Outros retratam exatamente as pequenas brechas de uma “umidade” proveniente do movimento de vida que brota mesmo em circunstâncias adversas, e então os contos se tornam ternos, quase singelos, mesmo que ainda exprimindo duros contextos. É o caso de Como Nascem os Sinos e da tão bela tarefa de Tonico de passar adiante o ofício que há tanto tempo era seu, o de tocar os sinos da Igreja. Ou de Titan 125 e do casal que ansiosamente espera o momento da primeira relação sexual apenas para se dar conta de que os desejos humanos nem sempre seguem lógica ou programação antecipada. A Mulher do Pombo é, talvez, o conto que melhor congrega esses dois pontos, mesclando singeleza, tristeza, dureza, desejo, humor e nonsense para se tornar um dos textos mais inventivos e potentes do livro.

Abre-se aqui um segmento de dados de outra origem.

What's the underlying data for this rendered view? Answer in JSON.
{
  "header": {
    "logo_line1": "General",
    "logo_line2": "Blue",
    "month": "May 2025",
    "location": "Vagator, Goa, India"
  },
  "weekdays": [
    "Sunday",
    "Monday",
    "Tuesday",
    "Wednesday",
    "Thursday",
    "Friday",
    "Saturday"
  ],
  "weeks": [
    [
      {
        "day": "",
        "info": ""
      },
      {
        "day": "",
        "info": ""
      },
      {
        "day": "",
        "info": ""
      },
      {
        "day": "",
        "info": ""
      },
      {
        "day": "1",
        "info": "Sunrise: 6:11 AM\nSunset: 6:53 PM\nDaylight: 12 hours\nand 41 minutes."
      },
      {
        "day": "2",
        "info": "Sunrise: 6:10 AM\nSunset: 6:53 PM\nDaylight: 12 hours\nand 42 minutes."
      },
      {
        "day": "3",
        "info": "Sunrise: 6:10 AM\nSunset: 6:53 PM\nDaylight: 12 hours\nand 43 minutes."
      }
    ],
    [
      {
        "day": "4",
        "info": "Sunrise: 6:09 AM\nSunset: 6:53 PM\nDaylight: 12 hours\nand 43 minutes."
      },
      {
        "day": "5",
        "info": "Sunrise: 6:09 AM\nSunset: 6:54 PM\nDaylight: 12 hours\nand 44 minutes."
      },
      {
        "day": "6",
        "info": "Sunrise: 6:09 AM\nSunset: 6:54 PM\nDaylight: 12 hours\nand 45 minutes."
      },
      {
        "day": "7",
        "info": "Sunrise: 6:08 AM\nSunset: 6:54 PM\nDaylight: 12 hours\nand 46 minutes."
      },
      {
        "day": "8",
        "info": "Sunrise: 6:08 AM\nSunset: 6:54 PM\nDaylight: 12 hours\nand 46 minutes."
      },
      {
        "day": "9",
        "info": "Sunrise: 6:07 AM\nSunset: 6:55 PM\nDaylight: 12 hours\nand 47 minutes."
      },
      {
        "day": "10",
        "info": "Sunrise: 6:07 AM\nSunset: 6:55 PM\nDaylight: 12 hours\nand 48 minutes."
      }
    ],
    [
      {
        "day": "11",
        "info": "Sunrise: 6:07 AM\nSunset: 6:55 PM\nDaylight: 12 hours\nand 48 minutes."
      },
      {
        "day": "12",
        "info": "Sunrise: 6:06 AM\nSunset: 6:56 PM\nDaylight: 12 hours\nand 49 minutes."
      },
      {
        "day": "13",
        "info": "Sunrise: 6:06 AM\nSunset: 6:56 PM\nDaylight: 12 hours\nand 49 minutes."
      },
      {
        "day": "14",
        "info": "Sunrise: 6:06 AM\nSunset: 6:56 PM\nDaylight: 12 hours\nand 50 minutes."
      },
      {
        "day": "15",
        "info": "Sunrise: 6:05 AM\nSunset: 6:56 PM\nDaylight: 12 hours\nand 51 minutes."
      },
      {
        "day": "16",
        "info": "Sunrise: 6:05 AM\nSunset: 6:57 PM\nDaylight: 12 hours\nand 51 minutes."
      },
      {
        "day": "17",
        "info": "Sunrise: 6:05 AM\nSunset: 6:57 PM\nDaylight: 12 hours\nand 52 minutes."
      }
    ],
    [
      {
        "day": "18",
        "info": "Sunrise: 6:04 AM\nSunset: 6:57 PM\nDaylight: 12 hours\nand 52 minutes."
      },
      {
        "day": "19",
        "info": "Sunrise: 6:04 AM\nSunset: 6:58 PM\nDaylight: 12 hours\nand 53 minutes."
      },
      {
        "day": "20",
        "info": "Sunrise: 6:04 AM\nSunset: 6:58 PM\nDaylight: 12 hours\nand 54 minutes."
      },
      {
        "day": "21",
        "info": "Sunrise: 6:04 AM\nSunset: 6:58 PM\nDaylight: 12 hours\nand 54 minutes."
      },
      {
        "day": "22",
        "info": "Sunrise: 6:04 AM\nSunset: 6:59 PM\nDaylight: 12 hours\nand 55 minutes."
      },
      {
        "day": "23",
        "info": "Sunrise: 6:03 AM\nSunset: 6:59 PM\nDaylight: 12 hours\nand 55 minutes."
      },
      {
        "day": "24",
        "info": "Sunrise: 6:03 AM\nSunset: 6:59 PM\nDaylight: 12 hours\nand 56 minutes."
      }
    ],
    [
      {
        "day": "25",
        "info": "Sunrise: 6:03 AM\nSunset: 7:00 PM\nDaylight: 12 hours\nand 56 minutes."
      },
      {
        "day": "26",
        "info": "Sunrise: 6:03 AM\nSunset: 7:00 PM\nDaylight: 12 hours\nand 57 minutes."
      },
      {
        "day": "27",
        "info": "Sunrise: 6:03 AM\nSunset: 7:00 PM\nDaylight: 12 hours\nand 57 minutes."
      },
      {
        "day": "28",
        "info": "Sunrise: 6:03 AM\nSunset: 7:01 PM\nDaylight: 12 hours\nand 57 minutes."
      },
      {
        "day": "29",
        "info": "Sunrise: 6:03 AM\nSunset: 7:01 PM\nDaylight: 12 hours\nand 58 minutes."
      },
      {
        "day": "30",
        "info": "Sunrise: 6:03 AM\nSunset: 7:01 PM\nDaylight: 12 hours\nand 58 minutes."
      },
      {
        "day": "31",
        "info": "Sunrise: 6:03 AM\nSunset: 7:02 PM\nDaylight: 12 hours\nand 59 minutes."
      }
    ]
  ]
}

Esses duplo movimento que os contos fazem, da aridez à umidade, da umidade à aridez, dá também um duplo sentido ao título, Erva Brava. A primeira imagem que me capturou foi a de uma erva daninha, que se espraia pelo terreno por cima de tudo que vê pela frente – uma espécie de mal que brota da terra, e que no livro aparece de várias formas, nunca totalmente diretas mas sempre presentes, à espreita, ainda mais visíveis porque não necessariamente sublinhadas: a violência contra a mulher, a desigualdade social, as questões ambientais – essas espécies de pragas que, como ervas daninhas, brotam e se reproduzem o tempo todo numa velocidade terrível, difíceis de serem paradas.

Por outro lado, emerge como uma força disruptiva a ideia de uma erva brava como aquela que resiste à aridez da vida e nasce, por causa dela, apesar dela. Brava porque valente, porque destemidamente insiste em brotar, em criar passagem.